Role of CypA in VSV-IND and VSV-NJ intracellular genome transcription
To investigate the stage of the VSV infection cycle at which the CypA activity is required, we first investigated the role of CypA in VSV transcription and specifically in the post-entry primary transcription of the VSV genome. We chose to examine primary transcription of VSV in CypA-inhibited cells, since CypA did not play any role in VSV entry (see above) or budding (data not shown), as measured by a previously described budding assay (Bose et al., 2001; Ono et al., 1987). For these experiments, the extent of VSV genome transcription in vivo was investigated in the presence of the CypA inhibitor CsA. Initially, VSV RNA synthesis was monitored by labelling BHK cells with [3H]uridine in the presence of actinomycin D (which inhibits cellular transcription, but not VSV genome transcription) and CsA, followed by the measurement of cold 10 % TCA-precipitable [3H]radioactivity, as described in Methods. This method for examining the in vivo transcription rate of VSV has been utilized in several studies (Adam et al., 1986; Manders et al., 1972). CsA was found to inhibit transcription of VSV-NJ significantly (90 % inhibition; Fig. 4B) compared with its effect on VSV-IND transcription (15–20 % inhibition; Fig. 4A).

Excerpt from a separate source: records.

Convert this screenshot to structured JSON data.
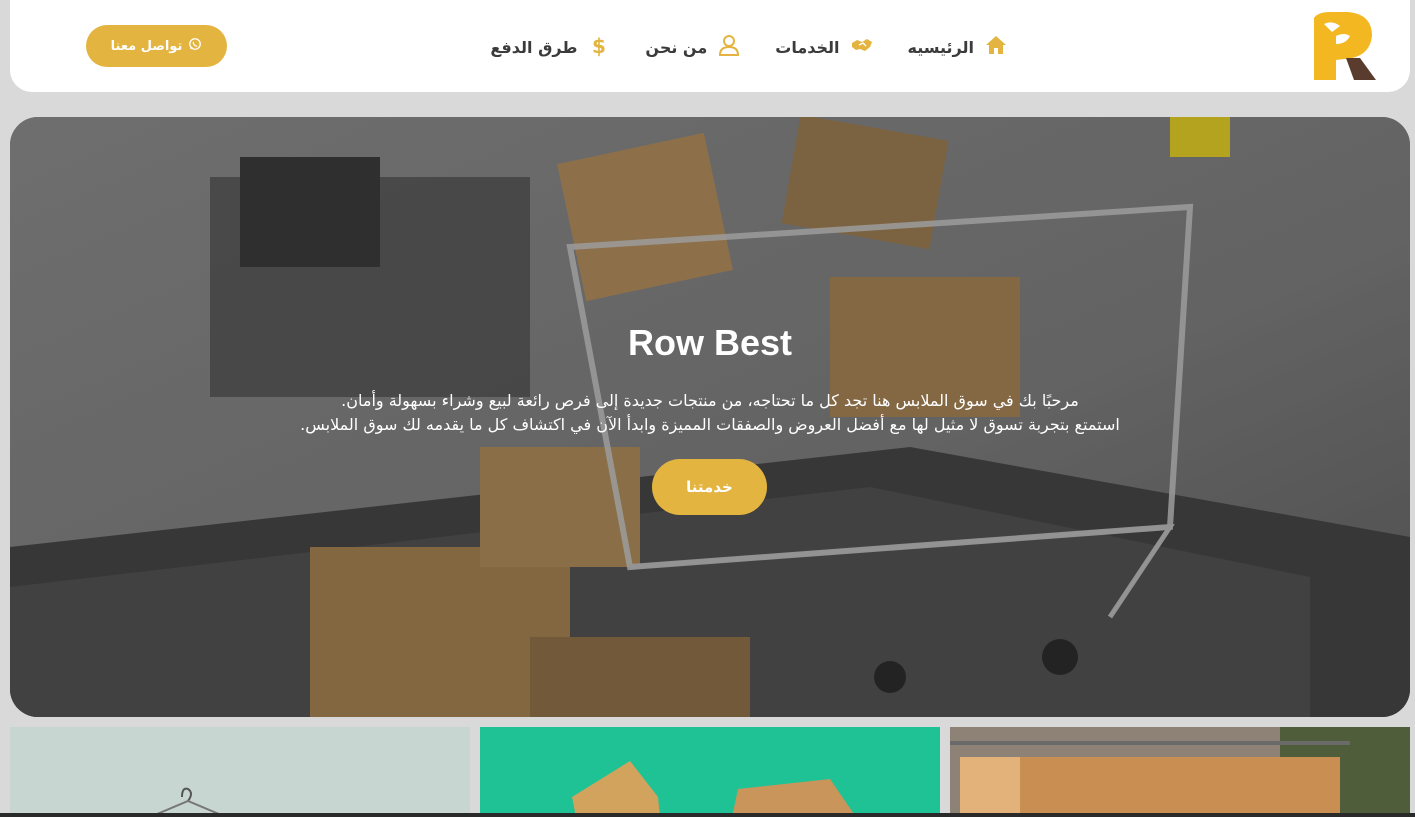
{
  "nav": {
    "items": [
      {
        "label": "الرئيسيه",
        "icon": "home-icon"
      },
      {
        "label": "الخدمات",
        "icon": "handshake-icon"
      },
      {
        "label": "من نحن",
        "icon": "user-icon"
      },
      {
        "label": "طرق الدفع",
        "icon": "dollar-icon"
      }
    ],
    "contact_label": "تواصل معنا",
    "contact_icon": "whatsapp-icon"
  },
  "hero": {
    "title": "Row Best",
    "line1": "مرحبًا بك في سوق الملابس هنا تجد كل ما تحتاجه، من منتجات جديدة إلى فرص رائعة لبيع وشراء بسهولة وأمان.",
    "line2": "استمتع بتجربة تسوق لا مثيل لها مع أفضل العروض والصفقات المميزة وابدأ الآن في اكتشاف كل ما يقدمه لك سوق الملابس.",
    "button_label": "خدمتنا"
  },
  "colors": {
    "accent": "#e4b440",
    "text_dark": "#3b3b3b",
    "page_bg": "#d9d9d9",
    "card_green": "#1fc294"
  }
}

To confirm further the results shown in Fig. 4(A, B) and investigate whether CypA is required during primary transcription of the VSV genome following viral entry, Northern blot analysis was performed with VSV N mRNA. Cells were pretreated with CHX (10 µg ml-1) for 3 h, followed by the addition of VSV in the presence of CHX and in the absence or presence of CsA (25 µM). At 6 h p.i., total RNA was extracted from cells for Northern blot analysis with a VSV N mRNA riboprobe. This method has been utilized previously to monitor intracellular primary transcription of viruses (Choudhary et al., 2001). As shown in Fig. 4(C), the presence of CsA had minimal effect on both steady state VSV-IND mRNA levels (in the absence of CHX) (Fig. 4C, compare lanes 3 and 6) and primary transcription (in the presence of CHX) (Fig. 4C, compare lanes 2 and 5) of the VSV-IND genome. Quantification of the VSV-IND N mRNA bands from Fig. 4(C) revealed less than 15 % inhibition of VSV-IND transcription by CsA (Fig. 4D). In contrast, both VSV-NJ steady-state mRNA levels (Fig. 4E, compare lanes 2 and 5) and primary transcription (Fig. 4E, compare lanes 3 and 6) were drastically inhibited by CsA. Quantification of the VSV-NJ N mRNA bands from Fig. 4(E) revealed 85–90 % inhibition of VSV-NJ transcription by CsA (Fig. 4F). Similar inhibition in VSV-NJ, but not VSV-IND, RNA synthesis was observed following SDZ-211-88 treatment (data not shown). These results demonstrated that active CypA plays an important role in the primary transcription of VSV genome and that its requirement during this process is selective for VSV-NJ compared with VSV-IND.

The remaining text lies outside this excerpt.